To m.in. efekt dużych inwestycji w nowe sklepy. Wiele z nich nie zdążyło jeszcze osiągnąć wymaganych obrotów, a co za tym idzie marży wyższej od kosztów operacyjnych. Sytuacja już się poprawia – marża brutto wzrosła o 0,5 pkt proc. rok do roku. Celem dla Almy jest zakończenie 2010 roku zyskiem.

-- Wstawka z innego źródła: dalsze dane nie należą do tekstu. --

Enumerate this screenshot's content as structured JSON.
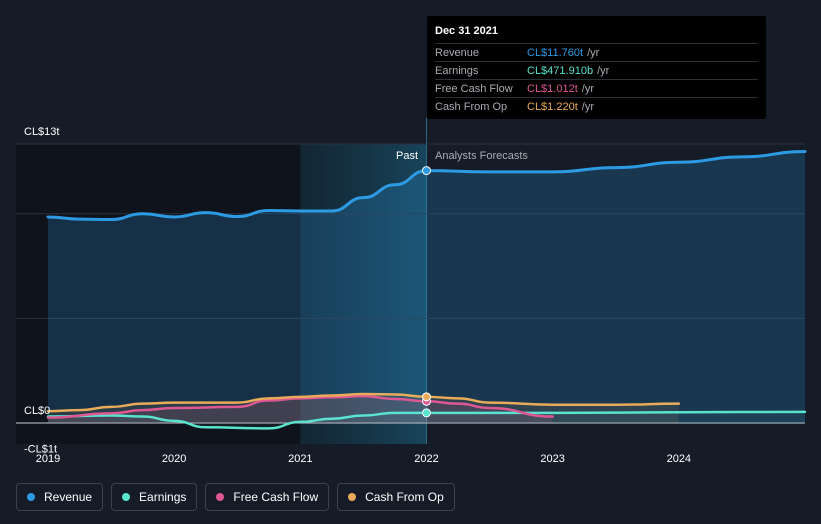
{
  "tooltip": {
    "date": "Dec 31 2021",
    "rows": [
      {
        "name": "Revenue",
        "value": "CL$11.760t",
        "unit": "/yr",
        "color": "#2d9be4"
      },
      {
        "name": "Earnings",
        "value": "CL$471.910b",
        "unit": "/yr",
        "color": "#5ae3cf"
      },
      {
        "name": "Free Cash Flow",
        "value": "CL$1.012t",
        "unit": "/yr",
        "color": "#dd5893"
      },
      {
        "name": "Cash From Op",
        "value": "CL$1.220t",
        "unit": "/yr",
        "color": "#e9ab5a"
      }
    ]
  },
  "regions": {
    "past": "Past",
    "forecast": "Analysts Forecasts"
  },
  "legend": [
    {
      "name": "Revenue",
      "color": "#2d9be4"
    },
    {
      "name": "Earnings",
      "color": "#5ae3cf"
    },
    {
      "name": "Free Cash Flow",
      "color": "#dd5893"
    },
    {
      "name": "Cash From Op",
      "color": "#e9ab5a"
    }
  ],
  "chart_data": {
    "type": "line",
    "y_tick_labels": [
      "CL$13t",
      "CL$0",
      "-CL$1t"
    ],
    "x_tick_labels": [
      "2019",
      "2020",
      "2021",
      "2022",
      "2023",
      "2024"
    ],
    "ylim": [
      -1,
      13
    ],
    "xlim": [
      2019,
      2025
    ],
    "past_until": 2022,
    "grid": true,
    "legend_position": "bottom",
    "series": [
      {
        "name": "Revenue",
        "color": "#2d9be4",
        "points": [
          [
            2019.0,
            9.6
          ],
          [
            2019.25,
            9.5
          ],
          [
            2019.5,
            9.48
          ],
          [
            2019.75,
            9.75
          ],
          [
            2020.0,
            9.6
          ],
          [
            2020.25,
            9.8
          ],
          [
            2020.5,
            9.62
          ],
          [
            2020.75,
            9.9
          ],
          [
            2021.0,
            9.88
          ],
          [
            2021.25,
            9.88
          ],
          [
            2021.5,
            10.5
          ],
          [
            2021.75,
            11.1
          ],
          [
            2022.0,
            11.76
          ],
          [
            2022.5,
            11.7
          ],
          [
            2023.0,
            11.7
          ],
          [
            2023.5,
            11.9
          ],
          [
            2024.0,
            12.15
          ],
          [
            2024.5,
            12.4
          ],
          [
            2025.0,
            12.65
          ]
        ]
      },
      {
        "name": "Earnings",
        "color": "#5ae3cf",
        "points": [
          [
            2019.0,
            0.3
          ],
          [
            2019.5,
            0.35
          ],
          [
            2019.75,
            0.3
          ],
          [
            2020.0,
            0.1
          ],
          [
            2020.25,
            -0.2
          ],
          [
            2020.75,
            -0.25
          ],
          [
            2021.0,
            0.05
          ],
          [
            2021.25,
            0.2
          ],
          [
            2021.5,
            0.35
          ],
          [
            2021.75,
            0.47
          ],
          [
            2022.0,
            0.472
          ],
          [
            2022.5,
            0.47
          ],
          [
            2023.0,
            0.47
          ],
          [
            2024.0,
            0.5
          ],
          [
            2025.0,
            0.52
          ]
        ]
      },
      {
        "name": "Free Cash Flow",
        "color": "#dd5893",
        "points": [
          [
            2019.0,
            0.25
          ],
          [
            2019.5,
            0.45
          ],
          [
            2019.75,
            0.6
          ],
          [
            2020.0,
            0.7
          ],
          [
            2020.5,
            0.75
          ],
          [
            2020.75,
            1.05
          ],
          [
            2021.0,
            1.15
          ],
          [
            2021.25,
            1.2
          ],
          [
            2021.5,
            1.25
          ],
          [
            2021.75,
            1.12
          ],
          [
            2022.0,
            1.012
          ],
          [
            2022.25,
            0.9
          ],
          [
            2022.5,
            0.7
          ],
          [
            2023.0,
            0.3
          ]
        ]
      },
      {
        "name": "Cash From Op",
        "color": "#e9ab5a",
        "points": [
          [
            2019.0,
            0.55
          ],
          [
            2019.25,
            0.6
          ],
          [
            2019.5,
            0.75
          ],
          [
            2019.75,
            0.9
          ],
          [
            2020.0,
            0.95
          ],
          [
            2020.5,
            0.95
          ],
          [
            2020.75,
            1.15
          ],
          [
            2021.0,
            1.22
          ],
          [
            2021.25,
            1.28
          ],
          [
            2021.5,
            1.35
          ],
          [
            2021.75,
            1.33
          ],
          [
            2022.0,
            1.22
          ],
          [
            2022.25,
            1.15
          ],
          [
            2022.5,
            0.95
          ],
          [
            2023.0,
            0.85
          ],
          [
            2023.5,
            0.85
          ],
          [
            2024.0,
            0.9
          ]
        ]
      }
    ]
  }
}
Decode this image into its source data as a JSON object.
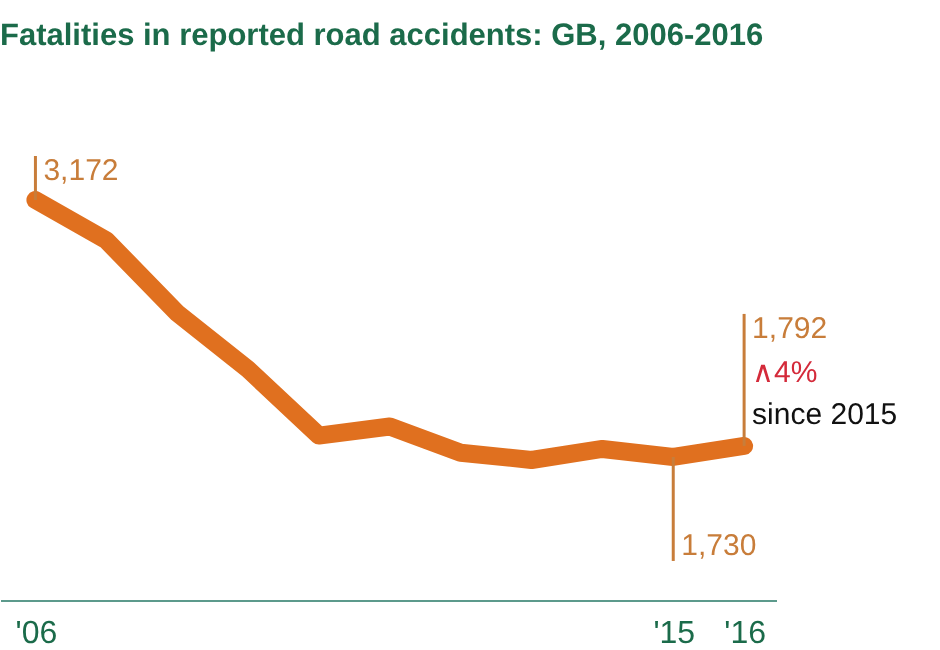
{
  "chart_data": {
    "type": "line",
    "title": "Fatalities in reported road accidents: GB, 2006-2016",
    "x": [
      2006,
      2007,
      2008,
      2009,
      2010,
      2011,
      2012,
      2013,
      2014,
      2015,
      2016
    ],
    "series": [
      {
        "color": "#e0701f",
        "values": [
          3172,
          2946,
          2538,
          2222,
          1850,
          1901,
          1754,
          1713,
          1775,
          1730,
          1792
        ],
        "value_labels": [
          "3,172",
          null,
          null,
          null,
          null,
          null,
          null,
          null,
          null,
          "1,730",
          "1,792"
        ]
      }
    ],
    "xlim": [
      2005.5,
      2016.45
    ],
    "xticks": [
      {
        "value": 2006,
        "label": "'06"
      },
      {
        "value": 2015,
        "label": "'15"
      },
      {
        "value": 2016,
        "label": "'16"
      }
    ],
    "tick_labels": "x",
    "grid": false,
    "marker": "none",
    "line_style": "solid",
    "annotations": [
      {
        "text": "∧4%",
        "x": 2016,
        "y": 1792
      },
      {
        "text": "since 2015",
        "x": 2016,
        "y": 1792
      }
    ]
  }
}
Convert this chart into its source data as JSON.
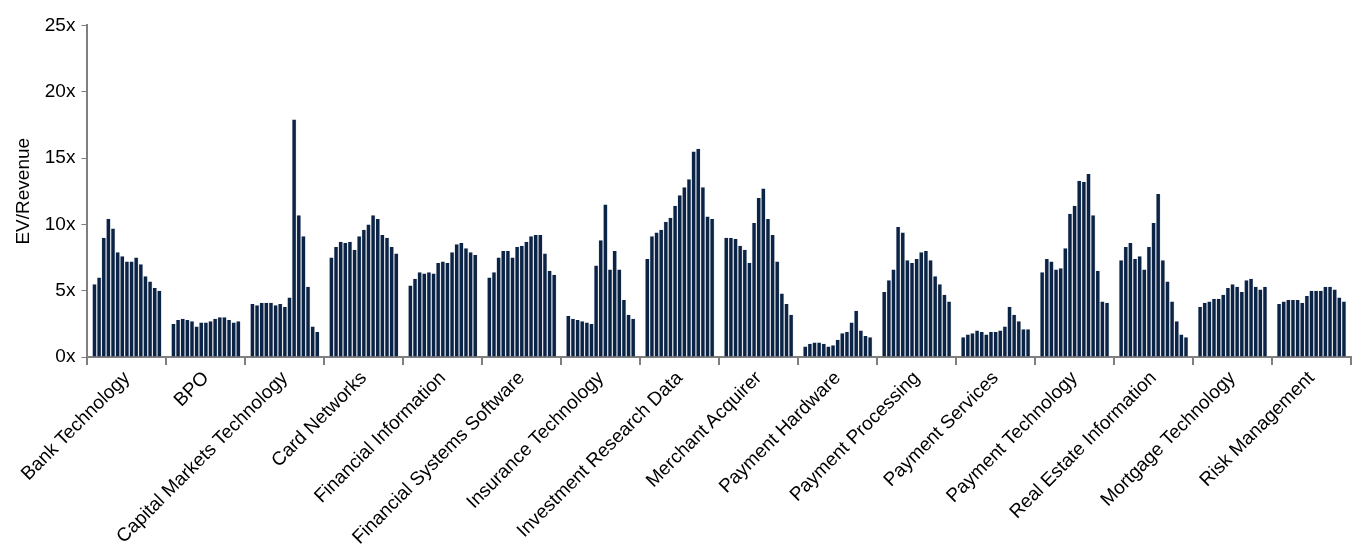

Poprawę rentowności widać również w wynikach innej giełdowej sieci delikatesów, w spółce Bomi. – Wyniki są zgodne z naszymi oczekiwaniami na poziomie sprzedaży i zysku netto. Nieco wyższy jest natomiast zysk operacyjny i EBITDA (zysk operacyjny plus amortyzacja – red.). Różnica wynika z wyższej, niż się spodziewaliśmy, marży brutto na sprzedaży. Zysk operacyjny w pierwszym kwartale wyniósł 16 mln zł, natomiast my spodziewaliśmy się 14 mln zł – komentuje Sylwia Jaśkiewicz, analityk DM IDMSA.

Dodaje, że wyższa rentowność operacyjna Bomi w pierwszym kwartale, przy nieco niższej sprzedaży, jest dobrym prognostykiem na kolejne okresy. Podobnego zdania jest Tomasz Manowiec z Biura Maklerskiego BGŻ.– Kolejne kwartały powinny przynieść spore przyspieszenie w Bomi.

Spółka zapowiada kilka akwizycji, które spowodują skokowy wzrost przychodów – mówi analityk. Dodaje, że te transakcje obciążą wyniki w horyzoncie krótkoterminowym. – Jednak w dłuższej perspektywie można liczyć na znaczną poprawą rezultatów dzięki efektom skali. Perspektywy spółki oceniam zatem bardzo pozytywnie – mówi Manowiec.